L’enchainement de tous ses faits, constats et événements conduit à la disparition du (très) grand label Eben Entertainment. Les membres quittent peu à peu le navire, s’en allant vers des carrières solo ou en indépendants. Cette mort est toutefois non-officielle, ce qui laisserait une once d’espoir pour les plus fans du groupe.

Et maintenant ?

Il est clairement évident qu’Eben Entertainment aura marqué le rap voire la musique gabonaise dans son ensemble. De l’organisation à la musique en passant par l’impact financier, le label aura su être un rouleau-compresseur mais aussi un exemple pour d’autres et le futur. Le label nous a fait sortir des légendes, livré de beaux clips, de grosses performances, a su faire rayonner le hip-hop 241 à l’international et c’est tout ce qu’on retiendra. Indirectement il aura permis à d’autres artistes de se lancer, se faire connaître et lancer leurs carrières. L’impact qu’aura eu ce label est donc difficilement mesurable.
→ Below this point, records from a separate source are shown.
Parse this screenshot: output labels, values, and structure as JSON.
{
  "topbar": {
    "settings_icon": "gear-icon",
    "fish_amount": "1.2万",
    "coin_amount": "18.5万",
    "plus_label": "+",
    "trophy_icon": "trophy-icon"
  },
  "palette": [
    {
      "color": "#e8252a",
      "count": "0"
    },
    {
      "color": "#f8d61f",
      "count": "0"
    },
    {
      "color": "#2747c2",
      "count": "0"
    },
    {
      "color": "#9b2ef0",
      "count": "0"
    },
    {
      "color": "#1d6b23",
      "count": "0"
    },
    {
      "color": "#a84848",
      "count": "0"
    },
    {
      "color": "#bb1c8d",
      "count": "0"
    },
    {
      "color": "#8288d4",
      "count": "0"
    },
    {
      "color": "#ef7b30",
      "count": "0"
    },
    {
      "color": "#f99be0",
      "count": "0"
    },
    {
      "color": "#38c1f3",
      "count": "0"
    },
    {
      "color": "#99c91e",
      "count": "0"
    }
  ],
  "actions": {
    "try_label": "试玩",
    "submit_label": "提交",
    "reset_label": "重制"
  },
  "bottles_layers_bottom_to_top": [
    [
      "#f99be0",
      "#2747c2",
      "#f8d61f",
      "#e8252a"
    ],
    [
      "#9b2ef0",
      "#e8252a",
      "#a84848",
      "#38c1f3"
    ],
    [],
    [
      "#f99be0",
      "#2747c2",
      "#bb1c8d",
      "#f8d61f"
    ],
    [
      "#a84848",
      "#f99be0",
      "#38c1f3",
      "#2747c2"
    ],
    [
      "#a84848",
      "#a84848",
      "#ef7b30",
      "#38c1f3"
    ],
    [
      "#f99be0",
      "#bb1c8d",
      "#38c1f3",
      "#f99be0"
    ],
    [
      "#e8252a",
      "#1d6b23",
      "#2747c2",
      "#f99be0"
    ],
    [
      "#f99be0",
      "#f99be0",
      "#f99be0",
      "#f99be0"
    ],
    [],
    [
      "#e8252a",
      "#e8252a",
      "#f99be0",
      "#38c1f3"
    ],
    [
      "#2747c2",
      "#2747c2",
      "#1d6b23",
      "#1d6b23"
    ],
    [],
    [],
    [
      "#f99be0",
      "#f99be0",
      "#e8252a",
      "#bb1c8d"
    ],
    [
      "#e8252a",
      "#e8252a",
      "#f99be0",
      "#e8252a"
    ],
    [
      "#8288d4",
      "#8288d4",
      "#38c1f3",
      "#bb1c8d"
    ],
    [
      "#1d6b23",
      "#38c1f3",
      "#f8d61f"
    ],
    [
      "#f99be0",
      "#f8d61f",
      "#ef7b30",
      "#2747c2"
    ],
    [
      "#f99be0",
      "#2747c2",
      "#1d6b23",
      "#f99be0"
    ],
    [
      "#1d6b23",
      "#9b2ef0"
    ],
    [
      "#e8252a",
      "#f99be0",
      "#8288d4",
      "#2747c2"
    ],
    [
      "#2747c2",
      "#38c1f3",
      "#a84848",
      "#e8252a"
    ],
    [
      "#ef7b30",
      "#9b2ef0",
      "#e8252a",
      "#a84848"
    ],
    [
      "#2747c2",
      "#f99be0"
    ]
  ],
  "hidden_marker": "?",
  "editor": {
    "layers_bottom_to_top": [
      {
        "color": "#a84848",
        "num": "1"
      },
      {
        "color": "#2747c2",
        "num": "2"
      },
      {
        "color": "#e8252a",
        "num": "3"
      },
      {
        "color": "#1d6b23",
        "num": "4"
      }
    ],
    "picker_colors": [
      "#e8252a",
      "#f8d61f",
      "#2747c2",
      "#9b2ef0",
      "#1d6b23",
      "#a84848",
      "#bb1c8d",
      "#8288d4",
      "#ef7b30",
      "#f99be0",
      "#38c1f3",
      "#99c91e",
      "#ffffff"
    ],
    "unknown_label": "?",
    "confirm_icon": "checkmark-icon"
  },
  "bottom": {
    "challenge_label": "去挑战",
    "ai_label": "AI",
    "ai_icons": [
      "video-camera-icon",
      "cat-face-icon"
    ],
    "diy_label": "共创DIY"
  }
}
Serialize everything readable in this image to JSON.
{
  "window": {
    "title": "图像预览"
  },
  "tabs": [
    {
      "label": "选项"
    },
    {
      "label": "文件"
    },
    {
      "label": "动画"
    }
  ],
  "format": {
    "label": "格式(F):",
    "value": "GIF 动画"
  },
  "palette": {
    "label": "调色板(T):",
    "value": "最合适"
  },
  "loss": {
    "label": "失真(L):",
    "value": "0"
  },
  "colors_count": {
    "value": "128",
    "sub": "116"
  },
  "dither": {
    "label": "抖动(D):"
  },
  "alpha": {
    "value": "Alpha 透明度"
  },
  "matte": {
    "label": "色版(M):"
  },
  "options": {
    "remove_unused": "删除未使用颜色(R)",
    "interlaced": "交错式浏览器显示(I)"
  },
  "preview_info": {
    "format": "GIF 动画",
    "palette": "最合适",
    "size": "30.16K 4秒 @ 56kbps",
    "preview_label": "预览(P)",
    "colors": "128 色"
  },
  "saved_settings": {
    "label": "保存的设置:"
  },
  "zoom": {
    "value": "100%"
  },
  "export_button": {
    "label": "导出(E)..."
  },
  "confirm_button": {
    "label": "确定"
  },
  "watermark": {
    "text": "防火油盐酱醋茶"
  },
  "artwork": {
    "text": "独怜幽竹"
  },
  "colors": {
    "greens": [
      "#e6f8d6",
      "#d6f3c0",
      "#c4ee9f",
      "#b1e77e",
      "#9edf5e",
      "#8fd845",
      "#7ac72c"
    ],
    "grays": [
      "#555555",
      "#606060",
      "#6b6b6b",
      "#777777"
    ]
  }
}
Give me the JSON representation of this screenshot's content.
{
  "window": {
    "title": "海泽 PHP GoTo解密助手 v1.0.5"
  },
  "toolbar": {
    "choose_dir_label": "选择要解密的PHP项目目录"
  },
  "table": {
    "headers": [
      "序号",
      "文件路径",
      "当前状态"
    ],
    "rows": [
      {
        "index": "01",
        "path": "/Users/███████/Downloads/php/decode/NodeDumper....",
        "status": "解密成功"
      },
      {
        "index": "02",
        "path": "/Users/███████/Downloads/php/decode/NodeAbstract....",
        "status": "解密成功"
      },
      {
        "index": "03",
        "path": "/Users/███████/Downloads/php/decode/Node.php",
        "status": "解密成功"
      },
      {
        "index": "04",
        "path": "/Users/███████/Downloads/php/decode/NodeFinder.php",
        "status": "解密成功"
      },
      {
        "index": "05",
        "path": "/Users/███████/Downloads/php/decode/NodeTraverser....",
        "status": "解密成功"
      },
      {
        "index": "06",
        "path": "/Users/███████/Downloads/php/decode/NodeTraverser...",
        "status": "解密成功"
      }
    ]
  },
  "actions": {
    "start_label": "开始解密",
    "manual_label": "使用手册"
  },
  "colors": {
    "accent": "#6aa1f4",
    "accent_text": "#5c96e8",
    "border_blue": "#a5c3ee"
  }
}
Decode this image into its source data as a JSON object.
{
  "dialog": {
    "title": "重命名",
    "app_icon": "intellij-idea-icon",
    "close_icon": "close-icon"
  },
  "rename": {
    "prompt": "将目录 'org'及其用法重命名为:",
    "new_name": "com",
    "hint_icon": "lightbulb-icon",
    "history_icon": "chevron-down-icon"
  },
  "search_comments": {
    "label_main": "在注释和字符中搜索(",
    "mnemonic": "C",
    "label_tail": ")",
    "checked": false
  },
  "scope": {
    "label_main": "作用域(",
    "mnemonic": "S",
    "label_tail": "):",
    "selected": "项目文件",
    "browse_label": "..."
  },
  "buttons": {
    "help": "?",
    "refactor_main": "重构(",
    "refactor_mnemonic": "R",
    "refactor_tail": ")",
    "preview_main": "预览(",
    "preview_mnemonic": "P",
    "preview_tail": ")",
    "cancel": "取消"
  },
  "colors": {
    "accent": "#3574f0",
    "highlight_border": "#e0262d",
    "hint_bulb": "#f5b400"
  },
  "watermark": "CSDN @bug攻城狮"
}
Aujourd’hui le label tente de renaître de ses cendres avec la chanteuse Mihney et le retour de Nephtali. On ne sait pas encore où cette nouvelle aventure mènera le label mais une chose est sûre atteindre les sommets qu’il côtoyé avant sera très difficile voire impossible. Attendons tout de même de voir comment va évoluer le « nouveau Eben« .

Trop haut trop tôt ?

Pour finir une question qui nous taraude chez Bwelitribe : est-ce que Eben a mené le rap gabonais trop haut trop tôt ? Rappelons qu’à l’époque les réseaux sociaux n’étaient pas aussi répandus qu’ils le sont de nos jours. Aujourd’hui, Internet est un outil majeur pour la collaboration entre deux artistes de deux pays éloignés. Les communications étant plus faciles, les connexions se font plus rapidement et mieux qu’avant, on a pu le constater récemment avec NG Bling qui a pu travailler avec Kaakie ou encore Tina et Queen Fumi. Et vous qu’en pensez-vous ?

Commentaire:1

  • Rohd RC

    Répondre 17 juin 2019 12 h 35 min

    Bonjour,
    Merci pour ce bel hommage rendu au prestigieux label Eben Entertainment. Ce fut une fierté de les suivre et on aurait aimé les voir évoluer encore longtemps. Mais bon, un projet peut être beau mais si on n’a pas les mêmes motivations et si nos centres d’interêt s’effritent, alors tôt ou tard, la séparation est inévitable. Toutefois, merci aux artistes qui ont essayé de sauver le label jusqu’au bout, notamment Kôba, Blaaz, Nephtali.

    Maintenant, même si c’est quasiment impossible de retrouver sa gloire passée et de susciter cette même passion chez les fans, on espère néanmoins que ce nouveau Eben pourra surmonter cette crise et essayer de revaloriser le label. Les fans sont toujours présents. Ils attendent juste de voir des efforts de votre part pour se manifester. Eh oui, Eben c’était trop haut, trop tôt, dans un pays où la médiatisation et la promotion des artistes n’étaient Pas du tout en plein essor.